Wojtek sam nie wiedział, dlaczego opowiada to wszystko dziewczynie, która nazwała go Panem Nikt. Ale najwyraźniej musiał wyrzucić z siebie rozczarowanie, gniew, smutek i uczucia, które targały nim od kilku dni, a teraz, podczas tej wycieczki, skumulowały się w jego głowie i sercu, sprawiając, że życie w III a zaczęło mu straszliwie ciążyć.
– Przecież to twoja wina – skwitowała Kamila, wysłuchawszy jego zwierzeń. – Nikt nie kazał ci świrować ze wszystkimi dziewczynami naraz. Nikt nie kazał ci naciągać Michała na forsę.
– Boże! Czy za te kilka błędów mam płacić do końca życia?
– Nie! Jedynie do końca szkoły – odparła Kamila i dopiero mówiąc te słowa, uświadomiła sobie, co one dla Wojtka znaczą.
– A ty nigdy nie zrobiłaś nic głupiego?
Odpowiedziała mu cisza.
„W czym ja jestem lepsza od Wojtka?” – zastanawiała się i przed oczami stawały jej różne sceny. Michał, Olek i wybór, którego tak długo nie mogła dokonać. Małgosia posądzona o kradzież głupiego i nieznaczącego breloczka.
– Czemu nic nie mówisz? – spytał Wojtek. – Nie chcesz już gadać?
– Zrobiłam – odparła Kamila. – Jeśli chcesz wiedzieć, zrobiłam parę głupstw. Ale zamierzam to naprawić – obiecała z mocą. – I tobie też to radzę – dodała, po czym ruszyła w kierunku domku.
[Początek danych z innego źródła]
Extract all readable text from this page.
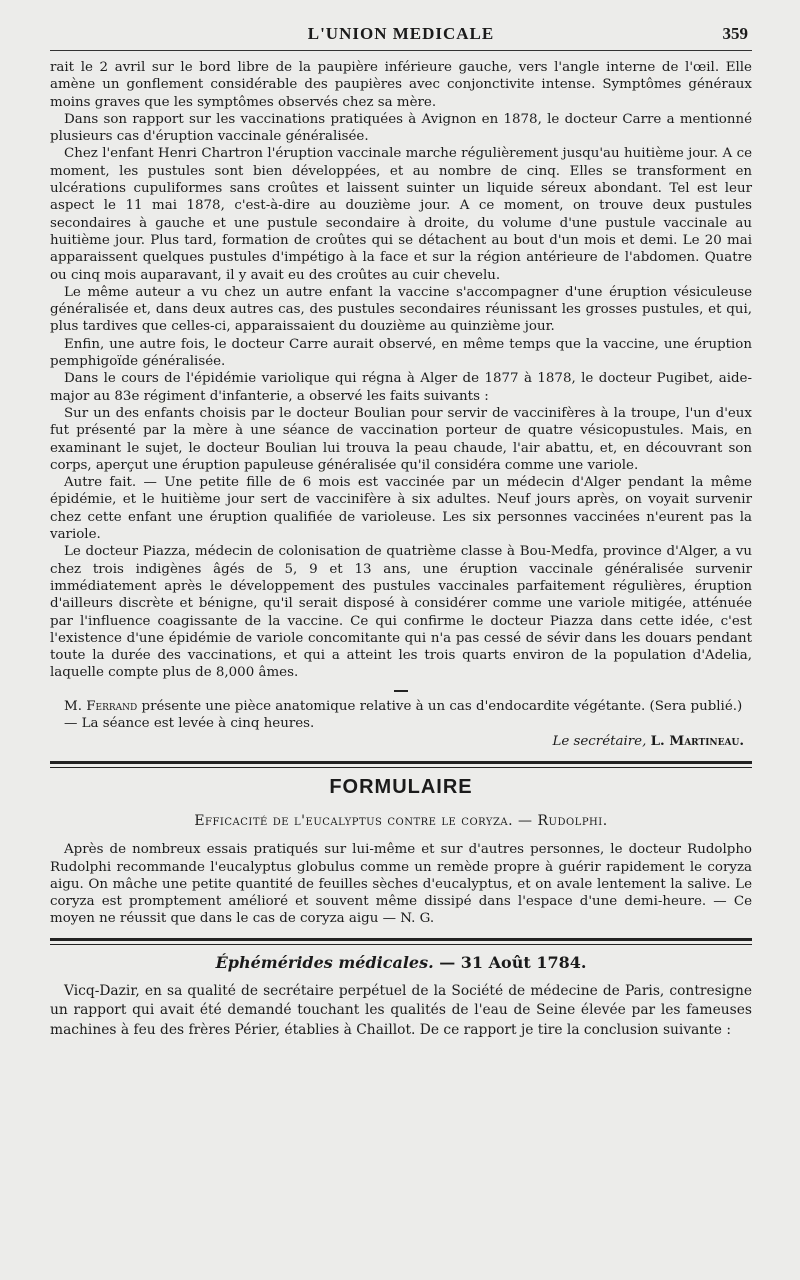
L'UNION MEDICALE	359

rait le 2 avril sur le bord libre de la paupière inférieure gauche, vers l'angle interne de l'œil. Elle amène un gonflement considérable des paupières avec conjonctivite intense. Symptômes généraux moins graves que les symptômes observés chez sa mère.

Dans son rapport sur les vaccinations pratiquées à Avignon en 1878, le docteur Carre a mentionné plusieurs cas d'éruption vaccinale généralisée.

Chez l'enfant Henri Chartron l'éruption vaccinale marche régulièrement jusqu'au huitième jour. A ce moment, les pustules sont bien développées, et au nombre de cinq. Elles se transforment en ulcérations cupuliformes sans croûtes et laissent suinter un liquide séreux abondant. Tel est leur aspect le 11 mai 1878, c'est-à-dire au douzième jour. A ce moment, on trouve deux pustules secondaires à gauche et une pustule secondaire à droite, du volume d'une pustule vaccinale au huitième jour. Plus tard, formation de croûtes qui se détachent au bout d'un mois et demi. Le 20 mai apparaissent quelques pustules d'impétigo à la face et sur la région antérieure de l'abdomen. Quatre ou cinq mois auparavant, il y avait eu des croûtes au cuir chevelu.

Le même auteur a vu chez un autre enfant la vaccine s'accompagner d'une éruption vésiculeuse généralisée et, dans deux autres cas, des pustules secondaires réunissant les grosses pustules, et qui, plus tardives que celles-ci, apparaissaient du douzième au quinzième jour.

Enfin, une autre fois, le docteur Carre aurait observé, en même temps que la vaccine, une éruption pemphigoïde généralisée.

Dans le cours de l'épidémie variolique qui régna à Alger de 1877 à 1878, le docteur Pugibet, aide-major au 83e régiment d'infanterie, a observé les faits suivants :

Sur un des enfants choisis par le docteur Boulian pour servir de vaccinifères à la troupe, l'un d'eux fut présenté par la mère à une séance de vaccination porteur de quatre vésicopustules. Mais, en examinant le sujet, le docteur Boulian lui trouva la peau chaude, l'air abattu, et, en découvrant son corps, aperçut une éruption papuleuse généralisée qu'il considéra comme une variole.

Autre fait. — Une petite fille de 6 mois est vaccinée par un médecin d'Alger pendant la même épidémie, et le huitième jour sert de vaccinifère à six adultes. Neuf jours après, on voyait survenir chez cette enfant une éruption qualifiée de varioleuse. Les six personnes vaccinées n'eurent pas la variole.

Le docteur Piazza, médecin de colonisation de quatrième classe à Bou-Medfa, province d'Alger, a vu chez trois indigènes âgés de 5, 9 et 13 ans, une éruption vaccinale généralisée survenir immédiatement après le développement des pustules vaccinales parfaitement régulières, éruption d'ailleurs discrète et bénigne, qu'il serait disposé à considérer comme une variole mitigée, atténuée par l'influence coagissante de la vaccine. Ce qui confirme le docteur Piazza dans cette idée, c'est l'existence d'une épidémie de variole concomitante qui n'a pas cessé de sévir dans les douars pendant toute la durée des vaccinations, et qui a atteint les trois quarts environ de la population d'Adelia, laquelle compte plus de 8,000 âmes.

M. Ferrand présente une pièce anatomique relative à un cas d'endocardite végétante. (Sera publié.)

— La séance est levée à cinq heures.

Le secrétaire, L. Martineau.
FORMULAIRE
Efficacité de l'eucalyptus contre le coryza. — Rudolphi.

Après de nombreux essais pratiqués sur lui-même et sur d'autres personnes, le docteur Rudolpho Rudolphi recommande l'eucalyptus globulus comme un remède propre à guérir rapidement le coryza aigu. On mâche une petite quantité de feuilles sèches d'eucalyptus, et on avale lentement la salive. Le coryza est promptement amélioré et souvent même dissipé dans l'espace d'une demi-heure. — Ce moyen ne réussit que dans le cas de coryza aigu — N. G.

Éphémérides médicales. — 31 Août 1784.

Vicq-Dazir, en sa qualité de secrétaire perpétuel de la Société de médecine de Paris, contresigne un rapport qui avait été demandé touchant les qualités de l'eau de Seine élevée par les fameuses machines à feu des frères Périer, établies à Chaillot. De ce rapport je tire la conclusion suivante :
– Jak ci się uda, to mi powiedz! – zawołał za nią Wojtek, a gdy zniknęła w ciemności, pomyślał, że po raz pierwszy ktoś z tej nowej klasy porozmawiał z nim ot tak, o życiu. I szkoda, że była to dziewczyna. Bo teraz czuł, że czeka go noc w miejscu, w którym wraz z nim spać będzie kilkunastu chłopaków niezbyt przychylnie do niego nastawionych. – Byle do rana – mruknął do siebie i wstał, a potem otrzepał podniesiony z ziemi koc i ruszył w stronę domku.